Hadis Nabi, walaupun dapat menjadi hujah secara independen (mustaqil), sebagaimana juga Al-Quran, namun kedua kitab tersebut saling melengkapi dan melegitimasi bahwa keduanya adalah hujah dan sumber hukum di dalam syari’at Islam.

3. Ijtihad 

Pengertian ijtihad secara bahasa atau pengertian menurut bahasa, ijtihad artinya, bersungguh-sungguh menggunakan tenaga dan pikiran. Sedangkan dalam pengertian secara istilah, ijtihad ialah, menggunakan pikiran untuk menetapkan hukum atas sesuatu perkara yang dalam al Qur’an dan Sunnah Rasulullah belum dinyatakan hukumnya. Akan tetapi, pengertian tersebut sama sekali tidak berarti bahwa dalam Al Qur’an dan Sunnah terdapat kekurangan, hanya saja manakala beberapa masalah tidak ditetapkan hukumnya.

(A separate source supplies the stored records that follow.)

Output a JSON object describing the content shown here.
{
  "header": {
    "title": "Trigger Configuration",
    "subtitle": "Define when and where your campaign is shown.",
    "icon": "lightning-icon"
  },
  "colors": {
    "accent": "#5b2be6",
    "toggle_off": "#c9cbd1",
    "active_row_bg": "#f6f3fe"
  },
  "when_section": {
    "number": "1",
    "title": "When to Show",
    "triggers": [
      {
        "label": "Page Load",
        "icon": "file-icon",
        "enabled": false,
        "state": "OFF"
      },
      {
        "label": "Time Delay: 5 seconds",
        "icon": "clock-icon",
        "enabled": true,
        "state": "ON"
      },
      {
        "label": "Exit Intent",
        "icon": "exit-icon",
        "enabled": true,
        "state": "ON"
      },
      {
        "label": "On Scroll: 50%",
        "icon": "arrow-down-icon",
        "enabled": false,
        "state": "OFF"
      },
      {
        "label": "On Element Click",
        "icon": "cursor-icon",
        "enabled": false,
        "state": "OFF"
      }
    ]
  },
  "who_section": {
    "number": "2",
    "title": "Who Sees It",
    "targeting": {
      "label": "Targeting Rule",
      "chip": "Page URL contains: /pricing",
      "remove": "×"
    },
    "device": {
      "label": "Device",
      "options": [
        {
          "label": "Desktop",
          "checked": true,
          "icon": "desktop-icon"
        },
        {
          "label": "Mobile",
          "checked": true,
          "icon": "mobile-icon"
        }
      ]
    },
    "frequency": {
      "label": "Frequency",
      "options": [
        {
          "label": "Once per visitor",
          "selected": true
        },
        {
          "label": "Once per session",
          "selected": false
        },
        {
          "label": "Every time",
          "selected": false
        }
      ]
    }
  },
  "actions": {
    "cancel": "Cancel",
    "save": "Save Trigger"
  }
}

Menurut pengertian kebahasaan kata Ijtihad berasal dari bahasa Arab, yang kata kerjanya “jahada”, yang artinya berusaha dengan sungguh-sungguh. Menurut istilah dalam ilmu fikih, ijtihad berarti mengerahkan tenaga dan pikiran dengan sungguh-sungguh untuk menyelidiki dan mengeluarkan hukum-hukum yang terkandung du dalam al Qur’an dan Hadis dengan syarat-syarat tertentu. (Syamsuri, 2006: 62)
Ijtihad menempati kedudukan sebagai sumber hukum Islam setelah al Qur’an dan Hadis. Allah SWT berfirman:
Artinya: “Dan dari mana saja kamu (keluar), Maka palingkanlah wajahmu ke arah Masjidil Haram. dan dimana saja kamu (sekalian) berada, Maka palingkanlah wajahmu ke arahnya, agar tidak ada hujjah bagi manusia atas kamu, kecuali orang-orang yang zalim diantara mereka. Maka janganlah kamu takut kepada mereka dan takutlah kepada-Ku (saja). dan agar Ku-sempurnakan nikmat-Ku atasmu, dan supaya kamu mendapat petunjuk.”
Dari ayat tersebut dapat dipahami bahwa orang yang berada jauh dari Baitullah, apabila hendak mengerjakan sholat ia dapat mencari dan menentukan arah kiblat saat itu melalui ijtihad dengan mencurahkan pikirannya berdasarkan tanda-tanda yang ada. (Syamsuri, 2006: 63)

4. Ijma’ 

Ijma’ dalam pengertian bahasa memiliki dua arti. Pertama, berupaya (tekad) terhadap sesuatu. disebutkan أجمع فلان على الأمر berarti berupaya di atasnya. Sebagaimana firman Allah Swt:
“Karena itu bulatkanlah keputusanmu dan (kumpulkanlah) sekutu-sekutumu. (Qs.10:71)
Pengertian kedua, berarti kesepakatan. Perbedaan arti yang pertama dengan yang kedua ini bahwa arti pertama berlaku untuk satu orang dan arti kedua lebih dari satu orang.
Ijma’ dalam istilah ahli ushul adalah kesepakatan semua para mujtahid dari kaum muslimin dalam suatu masa setelah wafat Rasul Saw atas hukum syara.
Kalau menurut prinsip dari pendirian golongan syi’ah, memang ijma’ dan qiyas itu tidak dapat digunakan sebagai landasan Hukum. Akan tetapi bagi madzhab Syafi’i dan juga madzhab mu’tabar yang lain, menggunakan ijma’ dan qiyas sebagai landasan hukum itu, tidak menyimpang dari Al-Qur’an dan Hadits, sebab Al-Qur’an dan Hadits sendiri juga memerintahkan supaya kita menggunakan Ijma’ dan Qiyas.
Dari Ali ra. menceritakan, “Aku pernah bertanya kepada Rasulullah SAW., “Wahai Rasulullah, jika kami menjumpai suatu urusan yang belum jelas mengenainya apakah diperintah atau dilarang, apa yang engkau perintahkan kepada kami?”
Nabi SAW. bersabda :”Musyawarahkanlah urusan itu dengan fuqaha (orang-orang yang mendalam agamanya) dan para ‘abidin (orang2 yang kuat ibadahnya/orang-orang shalih), dan janganlah kalianmemutuskan urusan itu dengan hanya mengikuti pendapat tertentu.”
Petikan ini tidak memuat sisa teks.